HTML::Element::Convert - Monkeypatch content conversion methods into HTML::Element


HTML-Element-Convert documentation Contained in the HTML-Element-Convert distribution.

Index


Code Index:

NAME

Top

HTML::Element::Convert - Monkeypatch content conversion methods into HTML::Element

VERSION

Top

Version 0.10

SYNOPSIS

Top

  use HTML::TreeBulder;
  use HTML::Element::Convert;

  my $tree = HTML::TreeBuilder->new_from_content($html);

  # Search for some JSON-encoded meta-data embedded in the document and extract it:
  my $element = $tree->look_down(...);
  my $hash = $element->extract_content;

  # This time extract the YAML data and delete the containing element from the tree:
  $element = $tree->look_down(...);
  $hash = $element->pull_content;

  # Convert the content of any <div> with a 'lang="markdown"' attribute into HTML:
  $tree->convert_content;

$element->convert_content

Look for every div below $element containing a lang attribute. If it recognizes lang, it will convert and replace the div's content.

Currently, only markdown is supported.

$content = $element->extract_content([TYPE])

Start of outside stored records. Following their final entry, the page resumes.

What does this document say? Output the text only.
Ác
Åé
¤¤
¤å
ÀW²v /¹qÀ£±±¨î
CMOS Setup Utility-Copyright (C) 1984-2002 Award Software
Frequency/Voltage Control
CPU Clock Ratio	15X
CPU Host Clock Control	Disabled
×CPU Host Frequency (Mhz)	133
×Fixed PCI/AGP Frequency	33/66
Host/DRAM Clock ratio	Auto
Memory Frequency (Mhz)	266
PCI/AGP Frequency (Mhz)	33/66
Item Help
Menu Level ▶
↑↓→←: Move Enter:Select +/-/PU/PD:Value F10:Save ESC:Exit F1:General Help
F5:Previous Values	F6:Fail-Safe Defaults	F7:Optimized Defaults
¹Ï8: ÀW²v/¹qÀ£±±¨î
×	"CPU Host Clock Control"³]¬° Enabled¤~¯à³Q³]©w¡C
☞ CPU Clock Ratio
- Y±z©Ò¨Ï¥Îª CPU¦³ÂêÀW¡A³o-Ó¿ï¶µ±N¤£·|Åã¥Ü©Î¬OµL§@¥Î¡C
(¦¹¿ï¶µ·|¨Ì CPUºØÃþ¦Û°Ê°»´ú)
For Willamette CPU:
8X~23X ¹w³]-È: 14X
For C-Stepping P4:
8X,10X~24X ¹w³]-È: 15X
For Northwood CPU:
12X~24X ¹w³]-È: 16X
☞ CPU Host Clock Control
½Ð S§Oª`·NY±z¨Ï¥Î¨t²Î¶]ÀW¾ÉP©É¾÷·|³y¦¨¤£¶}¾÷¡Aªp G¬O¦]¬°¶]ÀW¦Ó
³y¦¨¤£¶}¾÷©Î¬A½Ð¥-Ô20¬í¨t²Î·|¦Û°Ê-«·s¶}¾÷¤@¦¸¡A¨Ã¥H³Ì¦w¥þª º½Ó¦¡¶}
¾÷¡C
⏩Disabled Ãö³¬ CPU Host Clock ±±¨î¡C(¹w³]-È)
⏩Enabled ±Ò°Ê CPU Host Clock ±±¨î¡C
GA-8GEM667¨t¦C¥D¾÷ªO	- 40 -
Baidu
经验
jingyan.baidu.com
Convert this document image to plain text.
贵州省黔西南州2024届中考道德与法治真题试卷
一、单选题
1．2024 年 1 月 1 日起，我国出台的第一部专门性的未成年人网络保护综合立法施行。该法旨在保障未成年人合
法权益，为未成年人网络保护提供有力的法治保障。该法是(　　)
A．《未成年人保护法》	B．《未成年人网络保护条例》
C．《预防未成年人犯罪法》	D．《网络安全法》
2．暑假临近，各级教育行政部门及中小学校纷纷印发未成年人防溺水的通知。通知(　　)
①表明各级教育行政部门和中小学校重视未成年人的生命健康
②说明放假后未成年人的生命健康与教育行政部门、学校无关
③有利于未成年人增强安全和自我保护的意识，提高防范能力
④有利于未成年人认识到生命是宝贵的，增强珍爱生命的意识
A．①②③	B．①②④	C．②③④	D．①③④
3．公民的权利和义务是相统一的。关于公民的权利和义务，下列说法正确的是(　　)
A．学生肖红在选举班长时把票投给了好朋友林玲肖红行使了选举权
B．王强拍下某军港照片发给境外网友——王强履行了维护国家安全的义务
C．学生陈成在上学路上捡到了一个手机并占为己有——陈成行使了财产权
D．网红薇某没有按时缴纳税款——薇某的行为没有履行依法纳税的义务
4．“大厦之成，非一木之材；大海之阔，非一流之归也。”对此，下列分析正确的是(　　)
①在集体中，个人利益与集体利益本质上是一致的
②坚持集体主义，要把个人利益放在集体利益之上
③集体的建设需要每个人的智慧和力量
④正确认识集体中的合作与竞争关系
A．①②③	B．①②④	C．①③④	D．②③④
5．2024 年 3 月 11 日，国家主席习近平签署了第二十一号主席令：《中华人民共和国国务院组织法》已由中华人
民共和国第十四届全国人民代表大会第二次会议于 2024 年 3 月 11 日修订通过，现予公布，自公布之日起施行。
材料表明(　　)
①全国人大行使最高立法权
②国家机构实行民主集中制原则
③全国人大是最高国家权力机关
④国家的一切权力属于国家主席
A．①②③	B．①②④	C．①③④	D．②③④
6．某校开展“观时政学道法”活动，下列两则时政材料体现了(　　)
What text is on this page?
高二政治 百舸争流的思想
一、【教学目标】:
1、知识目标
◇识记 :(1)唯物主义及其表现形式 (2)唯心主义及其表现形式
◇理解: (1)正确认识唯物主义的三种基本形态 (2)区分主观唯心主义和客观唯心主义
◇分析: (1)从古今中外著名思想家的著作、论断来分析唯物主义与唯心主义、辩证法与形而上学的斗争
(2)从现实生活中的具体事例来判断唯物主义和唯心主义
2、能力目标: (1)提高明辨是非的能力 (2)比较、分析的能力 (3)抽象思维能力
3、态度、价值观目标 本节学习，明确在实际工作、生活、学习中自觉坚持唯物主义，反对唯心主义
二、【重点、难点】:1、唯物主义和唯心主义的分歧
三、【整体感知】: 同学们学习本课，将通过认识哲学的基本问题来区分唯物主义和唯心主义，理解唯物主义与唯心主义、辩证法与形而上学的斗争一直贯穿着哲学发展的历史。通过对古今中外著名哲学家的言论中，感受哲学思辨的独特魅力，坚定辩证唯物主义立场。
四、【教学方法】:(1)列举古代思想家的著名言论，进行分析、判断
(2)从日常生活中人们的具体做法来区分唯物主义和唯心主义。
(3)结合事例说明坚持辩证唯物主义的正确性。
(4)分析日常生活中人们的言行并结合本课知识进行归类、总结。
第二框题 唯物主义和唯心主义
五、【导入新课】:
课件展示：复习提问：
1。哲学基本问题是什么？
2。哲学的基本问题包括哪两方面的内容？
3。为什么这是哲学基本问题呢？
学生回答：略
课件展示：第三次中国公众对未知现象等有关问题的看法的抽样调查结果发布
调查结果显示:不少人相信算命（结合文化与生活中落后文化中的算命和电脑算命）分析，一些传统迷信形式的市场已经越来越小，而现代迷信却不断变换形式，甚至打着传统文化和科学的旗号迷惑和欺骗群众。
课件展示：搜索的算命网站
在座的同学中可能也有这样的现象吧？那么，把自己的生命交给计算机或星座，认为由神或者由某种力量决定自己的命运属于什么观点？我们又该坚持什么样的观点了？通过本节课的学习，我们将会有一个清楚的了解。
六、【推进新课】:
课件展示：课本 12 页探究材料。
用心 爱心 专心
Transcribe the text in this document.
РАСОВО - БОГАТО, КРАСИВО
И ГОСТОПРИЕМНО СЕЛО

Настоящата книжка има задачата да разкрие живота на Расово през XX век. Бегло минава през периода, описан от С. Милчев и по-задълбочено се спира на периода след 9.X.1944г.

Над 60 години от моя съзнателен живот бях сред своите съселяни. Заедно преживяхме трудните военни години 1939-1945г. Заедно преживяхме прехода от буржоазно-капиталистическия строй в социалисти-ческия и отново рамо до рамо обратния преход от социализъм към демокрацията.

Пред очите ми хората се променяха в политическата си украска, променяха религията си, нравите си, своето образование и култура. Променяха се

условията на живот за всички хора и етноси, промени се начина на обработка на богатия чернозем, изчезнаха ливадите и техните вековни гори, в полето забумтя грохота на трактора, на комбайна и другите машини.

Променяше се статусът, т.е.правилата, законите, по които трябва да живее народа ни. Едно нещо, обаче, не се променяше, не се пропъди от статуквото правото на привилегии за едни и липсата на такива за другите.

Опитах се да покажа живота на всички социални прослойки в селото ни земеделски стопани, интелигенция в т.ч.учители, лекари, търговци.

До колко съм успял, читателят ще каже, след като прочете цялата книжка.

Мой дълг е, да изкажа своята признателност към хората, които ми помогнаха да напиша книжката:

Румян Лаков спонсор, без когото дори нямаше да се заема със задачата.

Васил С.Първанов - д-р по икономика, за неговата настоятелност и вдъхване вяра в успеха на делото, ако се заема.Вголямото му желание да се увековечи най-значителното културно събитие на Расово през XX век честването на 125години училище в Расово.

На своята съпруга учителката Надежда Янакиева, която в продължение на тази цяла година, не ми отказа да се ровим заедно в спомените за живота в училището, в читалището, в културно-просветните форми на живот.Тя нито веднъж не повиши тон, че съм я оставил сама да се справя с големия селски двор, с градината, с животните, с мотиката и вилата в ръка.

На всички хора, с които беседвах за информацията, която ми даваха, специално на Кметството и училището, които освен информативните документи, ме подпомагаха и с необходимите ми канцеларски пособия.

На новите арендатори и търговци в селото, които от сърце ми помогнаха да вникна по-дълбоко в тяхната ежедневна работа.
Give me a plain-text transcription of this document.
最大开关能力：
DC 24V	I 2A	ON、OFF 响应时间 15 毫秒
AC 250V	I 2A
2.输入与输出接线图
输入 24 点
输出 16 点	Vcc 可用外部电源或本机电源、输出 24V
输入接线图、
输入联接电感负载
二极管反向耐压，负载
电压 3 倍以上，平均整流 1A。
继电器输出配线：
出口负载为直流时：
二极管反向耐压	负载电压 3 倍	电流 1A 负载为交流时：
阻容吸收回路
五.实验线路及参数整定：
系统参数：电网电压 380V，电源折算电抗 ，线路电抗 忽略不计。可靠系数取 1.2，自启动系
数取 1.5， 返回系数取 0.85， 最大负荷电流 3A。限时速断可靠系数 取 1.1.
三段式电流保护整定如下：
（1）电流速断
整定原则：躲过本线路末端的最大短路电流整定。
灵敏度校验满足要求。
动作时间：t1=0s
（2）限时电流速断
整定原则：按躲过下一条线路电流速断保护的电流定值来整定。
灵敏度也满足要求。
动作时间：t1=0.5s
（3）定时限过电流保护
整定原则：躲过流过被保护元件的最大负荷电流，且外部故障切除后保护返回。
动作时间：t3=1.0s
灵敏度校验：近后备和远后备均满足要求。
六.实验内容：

Extract and parse the content of $element. If TYPE is given, then this method will assume the content is of the given type, and try to parse it accordingly. Otherwise it will use the lang attribute of $element to detemine the type.

$content = $element->pull_content([TYPE])

Like extract_content, extract and parse the content of $element. It will also delete $element from the tree.

AUTHOR

Top

Robert Krimen, <rkrimen at cpan.org>

BUGS

Top

Please report any bugs or feature requests to bug-html-element-convert at rt.cpan.org, or through the web interface at http://rt.cpan.org/NoAuth/ReportBug.html?Queue=HTML-Element-Convert. I will be notified, and then you'll automatically be notified of progress on your bug as I make changes.

SUPPORT

Top

You can find documentation for this module with the perldoc command.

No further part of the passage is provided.